Most go to Sri Lanka’s Yala and Wilpattu wildlife areas on the lookout for the leopard – a sleek predator of poise and grace. The sloth bear, however, looks more like it just got out of bed; it lopes around Sri Lanka’s dry wooded areas in a shaggy coat in search of food.
“My number one advice for anyone coming to the parks just to see bears would be to come in May and June,” says Arshad Nihaz from Leopard Trails, which runs luxury camps and safaris in Yala and Wilpattu. With less than a thousand left in the wild, time to catch this interesting beast in its natural habitat is running out. “If you come and stay three of four nights, you might see four or five bears.”
“During May and June, there is a particular type of berry from the [Sri Lanka Palu] tree. They love this berry. It is very sweet and full of sugar,” Arshad says. “What happens is the bear takes thousands of these berries and becomes drunk on sugar. It’s really funny to see them walking on the road – they look like a man who is completely drunk.”
The sloth bear’s ears are tufted, its snout is hairless, and it’s often seen curling its unique lips and making faces; though it’s hardly the most majestic animal in a forest teaming with leopards and elephants, the sloth bear has character.
Travelers going specifically to Yala and Wilpattu to see sloth bears should be warned that they are much more rare than the parks’ famous leopards and elephants as they are nocturnal. Still, sloth bears are often seen walking across the roads, climbing and resting in trees, or even occasionally hunting down small prey.
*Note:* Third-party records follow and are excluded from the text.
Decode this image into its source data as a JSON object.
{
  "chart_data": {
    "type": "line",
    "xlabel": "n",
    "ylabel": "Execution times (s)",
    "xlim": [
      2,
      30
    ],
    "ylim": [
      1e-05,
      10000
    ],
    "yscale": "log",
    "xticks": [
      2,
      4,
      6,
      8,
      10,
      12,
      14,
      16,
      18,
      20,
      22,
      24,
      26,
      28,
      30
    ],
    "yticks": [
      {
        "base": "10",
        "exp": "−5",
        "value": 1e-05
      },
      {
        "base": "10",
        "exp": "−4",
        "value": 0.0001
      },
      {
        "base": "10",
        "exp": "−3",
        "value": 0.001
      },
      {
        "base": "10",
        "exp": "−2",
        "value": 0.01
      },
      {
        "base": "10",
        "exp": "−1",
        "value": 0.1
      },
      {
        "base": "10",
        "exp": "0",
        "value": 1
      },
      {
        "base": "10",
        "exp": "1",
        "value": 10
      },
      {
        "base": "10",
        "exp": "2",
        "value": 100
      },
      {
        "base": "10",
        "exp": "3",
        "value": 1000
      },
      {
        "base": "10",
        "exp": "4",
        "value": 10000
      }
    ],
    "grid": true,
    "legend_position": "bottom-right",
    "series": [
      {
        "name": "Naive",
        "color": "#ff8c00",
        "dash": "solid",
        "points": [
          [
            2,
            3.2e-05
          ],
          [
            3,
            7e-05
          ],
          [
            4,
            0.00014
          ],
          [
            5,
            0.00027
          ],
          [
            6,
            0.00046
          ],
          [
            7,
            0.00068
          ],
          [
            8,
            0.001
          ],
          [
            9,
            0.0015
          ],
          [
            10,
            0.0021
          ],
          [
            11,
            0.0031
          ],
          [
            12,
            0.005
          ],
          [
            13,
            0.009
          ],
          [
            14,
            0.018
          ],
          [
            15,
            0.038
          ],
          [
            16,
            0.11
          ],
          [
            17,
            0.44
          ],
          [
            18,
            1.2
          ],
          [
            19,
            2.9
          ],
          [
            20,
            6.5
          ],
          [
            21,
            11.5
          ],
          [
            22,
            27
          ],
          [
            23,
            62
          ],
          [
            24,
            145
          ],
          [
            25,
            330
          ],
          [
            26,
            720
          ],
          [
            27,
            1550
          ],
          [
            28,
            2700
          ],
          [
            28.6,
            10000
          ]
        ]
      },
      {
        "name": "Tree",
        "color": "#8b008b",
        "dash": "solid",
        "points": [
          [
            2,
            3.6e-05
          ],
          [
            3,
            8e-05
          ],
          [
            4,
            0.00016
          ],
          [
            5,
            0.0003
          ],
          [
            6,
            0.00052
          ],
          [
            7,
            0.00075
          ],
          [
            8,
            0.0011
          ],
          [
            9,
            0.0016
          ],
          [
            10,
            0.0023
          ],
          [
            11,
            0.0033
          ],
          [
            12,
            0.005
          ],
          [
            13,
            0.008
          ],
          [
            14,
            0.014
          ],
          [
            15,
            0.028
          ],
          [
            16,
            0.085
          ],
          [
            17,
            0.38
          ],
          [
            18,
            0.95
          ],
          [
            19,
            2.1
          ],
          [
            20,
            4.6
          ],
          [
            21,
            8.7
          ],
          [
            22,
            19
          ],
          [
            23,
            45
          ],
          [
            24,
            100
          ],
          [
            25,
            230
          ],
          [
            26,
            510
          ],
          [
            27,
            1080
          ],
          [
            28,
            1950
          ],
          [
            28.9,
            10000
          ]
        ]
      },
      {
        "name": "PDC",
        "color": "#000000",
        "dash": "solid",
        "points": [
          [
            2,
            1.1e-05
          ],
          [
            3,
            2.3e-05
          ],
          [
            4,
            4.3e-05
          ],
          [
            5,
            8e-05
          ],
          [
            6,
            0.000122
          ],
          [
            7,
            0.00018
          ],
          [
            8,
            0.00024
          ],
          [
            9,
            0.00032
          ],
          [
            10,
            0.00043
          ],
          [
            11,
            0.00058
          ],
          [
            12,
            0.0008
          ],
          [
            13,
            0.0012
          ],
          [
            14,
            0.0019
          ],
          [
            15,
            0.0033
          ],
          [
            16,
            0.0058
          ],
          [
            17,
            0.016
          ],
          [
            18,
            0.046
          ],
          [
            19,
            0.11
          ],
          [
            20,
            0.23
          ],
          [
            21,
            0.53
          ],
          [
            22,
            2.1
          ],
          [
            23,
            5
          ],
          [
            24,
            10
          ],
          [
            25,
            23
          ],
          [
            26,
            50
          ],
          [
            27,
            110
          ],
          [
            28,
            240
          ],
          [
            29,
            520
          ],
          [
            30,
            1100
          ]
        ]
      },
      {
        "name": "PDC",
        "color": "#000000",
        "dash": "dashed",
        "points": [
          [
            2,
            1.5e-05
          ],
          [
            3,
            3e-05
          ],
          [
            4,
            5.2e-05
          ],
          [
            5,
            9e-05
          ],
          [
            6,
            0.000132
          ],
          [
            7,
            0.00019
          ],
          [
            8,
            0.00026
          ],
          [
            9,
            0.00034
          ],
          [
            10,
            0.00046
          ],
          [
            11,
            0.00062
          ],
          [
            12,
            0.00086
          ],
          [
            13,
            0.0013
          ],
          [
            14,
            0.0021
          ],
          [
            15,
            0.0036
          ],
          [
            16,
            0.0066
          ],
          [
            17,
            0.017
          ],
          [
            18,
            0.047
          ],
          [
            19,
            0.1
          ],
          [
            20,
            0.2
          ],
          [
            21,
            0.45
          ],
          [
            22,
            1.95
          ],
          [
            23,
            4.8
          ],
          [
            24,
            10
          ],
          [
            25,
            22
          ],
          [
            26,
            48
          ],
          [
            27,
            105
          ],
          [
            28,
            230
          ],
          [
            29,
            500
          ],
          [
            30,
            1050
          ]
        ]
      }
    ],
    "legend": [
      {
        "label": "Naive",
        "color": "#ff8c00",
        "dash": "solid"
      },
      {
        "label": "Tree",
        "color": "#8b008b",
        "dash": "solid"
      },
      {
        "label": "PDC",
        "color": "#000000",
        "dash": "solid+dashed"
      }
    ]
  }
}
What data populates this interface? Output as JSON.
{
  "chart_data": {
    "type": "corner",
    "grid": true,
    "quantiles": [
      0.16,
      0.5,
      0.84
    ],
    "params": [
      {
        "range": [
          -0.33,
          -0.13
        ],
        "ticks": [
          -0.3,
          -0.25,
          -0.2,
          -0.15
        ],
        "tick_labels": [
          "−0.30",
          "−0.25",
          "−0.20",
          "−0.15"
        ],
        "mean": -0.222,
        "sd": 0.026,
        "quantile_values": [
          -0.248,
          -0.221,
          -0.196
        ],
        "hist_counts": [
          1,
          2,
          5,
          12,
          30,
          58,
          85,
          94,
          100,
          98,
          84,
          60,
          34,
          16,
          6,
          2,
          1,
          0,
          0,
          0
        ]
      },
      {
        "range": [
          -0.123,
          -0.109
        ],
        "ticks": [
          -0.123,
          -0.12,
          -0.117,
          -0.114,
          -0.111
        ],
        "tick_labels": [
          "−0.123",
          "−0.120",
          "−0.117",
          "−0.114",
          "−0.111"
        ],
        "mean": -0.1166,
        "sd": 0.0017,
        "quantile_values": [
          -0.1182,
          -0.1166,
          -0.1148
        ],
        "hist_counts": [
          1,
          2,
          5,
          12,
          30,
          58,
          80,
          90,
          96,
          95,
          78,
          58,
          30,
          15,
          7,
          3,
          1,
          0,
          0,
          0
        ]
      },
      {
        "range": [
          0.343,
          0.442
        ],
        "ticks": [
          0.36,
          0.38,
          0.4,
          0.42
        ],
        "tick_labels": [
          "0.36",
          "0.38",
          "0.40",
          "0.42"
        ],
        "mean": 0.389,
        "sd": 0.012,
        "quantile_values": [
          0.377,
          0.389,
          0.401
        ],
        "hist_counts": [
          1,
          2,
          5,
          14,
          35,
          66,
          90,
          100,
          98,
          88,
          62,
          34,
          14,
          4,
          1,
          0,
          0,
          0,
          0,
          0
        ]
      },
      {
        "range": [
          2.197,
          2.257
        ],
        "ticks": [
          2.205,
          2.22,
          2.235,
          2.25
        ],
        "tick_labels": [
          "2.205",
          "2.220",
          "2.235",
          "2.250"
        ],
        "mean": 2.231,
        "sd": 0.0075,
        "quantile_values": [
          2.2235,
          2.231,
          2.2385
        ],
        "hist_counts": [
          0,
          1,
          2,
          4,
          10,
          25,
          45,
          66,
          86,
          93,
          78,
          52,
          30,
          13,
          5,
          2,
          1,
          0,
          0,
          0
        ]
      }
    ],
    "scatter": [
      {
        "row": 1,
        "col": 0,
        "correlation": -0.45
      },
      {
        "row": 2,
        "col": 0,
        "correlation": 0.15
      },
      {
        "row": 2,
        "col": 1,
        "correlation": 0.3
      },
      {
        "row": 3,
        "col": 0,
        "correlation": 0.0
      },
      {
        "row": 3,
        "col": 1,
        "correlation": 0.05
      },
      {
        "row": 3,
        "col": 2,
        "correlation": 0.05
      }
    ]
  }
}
While these poor-sighted omnivores – able to see only 10 or 12 feet – aren’t the finest hunters in Sri Lanka, they are still very tough, with sharp claws and a strong frame. “Leopards are very shy creatures and if you approach them they will usually run away, but if it’s a sloth bear, it may attack because it does not have any fear of any other animal,” Arshad tells Travelogues. “They’ve got bad eyesight so if it gets close enough to see you are a human, it might very well attack.”
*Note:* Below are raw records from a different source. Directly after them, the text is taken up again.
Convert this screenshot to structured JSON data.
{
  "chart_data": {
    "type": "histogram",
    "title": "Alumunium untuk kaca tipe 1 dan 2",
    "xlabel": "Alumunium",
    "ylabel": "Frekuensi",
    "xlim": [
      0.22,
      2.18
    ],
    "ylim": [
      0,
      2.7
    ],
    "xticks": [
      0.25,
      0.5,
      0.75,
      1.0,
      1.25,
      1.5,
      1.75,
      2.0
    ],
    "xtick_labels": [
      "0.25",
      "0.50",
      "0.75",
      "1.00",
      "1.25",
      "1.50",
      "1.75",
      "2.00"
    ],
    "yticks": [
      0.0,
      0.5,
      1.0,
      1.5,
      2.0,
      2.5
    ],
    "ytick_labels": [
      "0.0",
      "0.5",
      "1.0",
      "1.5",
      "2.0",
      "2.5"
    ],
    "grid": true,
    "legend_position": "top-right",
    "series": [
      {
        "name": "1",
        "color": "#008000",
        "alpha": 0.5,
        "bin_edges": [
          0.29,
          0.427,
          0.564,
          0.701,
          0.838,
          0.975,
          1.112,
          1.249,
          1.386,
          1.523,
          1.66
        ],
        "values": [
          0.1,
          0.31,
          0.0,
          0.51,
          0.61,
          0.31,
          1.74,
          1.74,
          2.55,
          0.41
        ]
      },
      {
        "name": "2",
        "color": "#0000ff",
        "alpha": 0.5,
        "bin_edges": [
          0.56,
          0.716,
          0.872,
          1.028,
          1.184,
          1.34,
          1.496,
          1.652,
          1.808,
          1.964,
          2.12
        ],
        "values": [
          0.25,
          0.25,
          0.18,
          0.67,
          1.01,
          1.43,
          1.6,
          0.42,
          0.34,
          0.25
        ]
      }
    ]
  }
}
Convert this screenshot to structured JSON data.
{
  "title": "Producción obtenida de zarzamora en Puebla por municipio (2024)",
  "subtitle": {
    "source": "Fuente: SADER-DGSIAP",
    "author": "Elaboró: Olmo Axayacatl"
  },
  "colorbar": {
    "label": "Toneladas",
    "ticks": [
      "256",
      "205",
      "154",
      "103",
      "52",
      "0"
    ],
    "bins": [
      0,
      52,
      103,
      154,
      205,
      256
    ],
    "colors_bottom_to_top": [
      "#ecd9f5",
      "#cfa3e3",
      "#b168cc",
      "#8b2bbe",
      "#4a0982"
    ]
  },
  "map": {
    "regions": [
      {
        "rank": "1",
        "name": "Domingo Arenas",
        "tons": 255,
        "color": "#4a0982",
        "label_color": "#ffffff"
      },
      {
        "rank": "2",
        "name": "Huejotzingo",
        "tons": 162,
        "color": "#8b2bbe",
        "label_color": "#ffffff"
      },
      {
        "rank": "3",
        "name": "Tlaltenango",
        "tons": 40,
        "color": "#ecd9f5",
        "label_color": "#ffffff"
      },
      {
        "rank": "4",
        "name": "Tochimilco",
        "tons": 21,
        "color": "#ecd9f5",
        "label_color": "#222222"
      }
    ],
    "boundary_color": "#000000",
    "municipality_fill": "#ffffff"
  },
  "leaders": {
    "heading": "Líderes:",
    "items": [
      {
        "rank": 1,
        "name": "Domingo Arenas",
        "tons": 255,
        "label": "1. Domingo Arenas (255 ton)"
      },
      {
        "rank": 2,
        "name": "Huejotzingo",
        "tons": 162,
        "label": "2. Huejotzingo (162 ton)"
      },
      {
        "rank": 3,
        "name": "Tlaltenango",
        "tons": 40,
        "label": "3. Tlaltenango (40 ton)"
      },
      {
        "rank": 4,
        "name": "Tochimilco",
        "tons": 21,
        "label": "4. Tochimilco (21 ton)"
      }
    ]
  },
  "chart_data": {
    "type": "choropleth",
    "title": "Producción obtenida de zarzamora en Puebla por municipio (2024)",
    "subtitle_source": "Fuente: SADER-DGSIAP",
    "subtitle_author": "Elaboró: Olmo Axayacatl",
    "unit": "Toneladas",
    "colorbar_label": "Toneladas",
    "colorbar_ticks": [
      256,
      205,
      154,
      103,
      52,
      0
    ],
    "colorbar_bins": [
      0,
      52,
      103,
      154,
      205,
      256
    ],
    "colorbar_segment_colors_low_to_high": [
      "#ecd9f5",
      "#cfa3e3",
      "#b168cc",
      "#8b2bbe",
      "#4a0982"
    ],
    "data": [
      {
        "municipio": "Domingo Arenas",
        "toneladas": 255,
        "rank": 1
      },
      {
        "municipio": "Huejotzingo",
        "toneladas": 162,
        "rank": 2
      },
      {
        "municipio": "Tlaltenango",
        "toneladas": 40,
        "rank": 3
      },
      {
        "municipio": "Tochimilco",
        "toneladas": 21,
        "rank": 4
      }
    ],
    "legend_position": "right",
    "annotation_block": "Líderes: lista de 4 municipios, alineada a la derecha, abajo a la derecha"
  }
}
Leopard Trails is well steeped in the seasonal wildlife curiosities of Wilpattu and Yala because of the safaris and luxury camps they run there, and while Yala may be better for leopards, Wilpattu is slightly better for sloth bears.
Wilpattu is Sri Lanka’s largest national park with an area of 130,000 hectares, known for its leopards and sloth bears as well as its large-sand rimmed natural lakes that attract such fascinating wildlife. Arshad notes that Leopard Trails prides itself on the quality of their guides.
Of particular interest to animal lovers, sloth bears enjoy the time after rains when they can break open termite mounts; they close up their nose with a special flap and then suck in termites or ants in a “slurp” that can be heard for hundreds of feet. “They are solitary creatures,” Arshad says. “They eat pretty much everything they can find.”
The sloth bears of Sri Lanka are of a different subspecies than those on the Indian subcontinent, and a very special sight is too see the young cubs riding on their mother’s back.
Other large mammals found in Yala and Wilpattu include the elephant and the leopard – along with crocs, barking deer, and all manner of birds.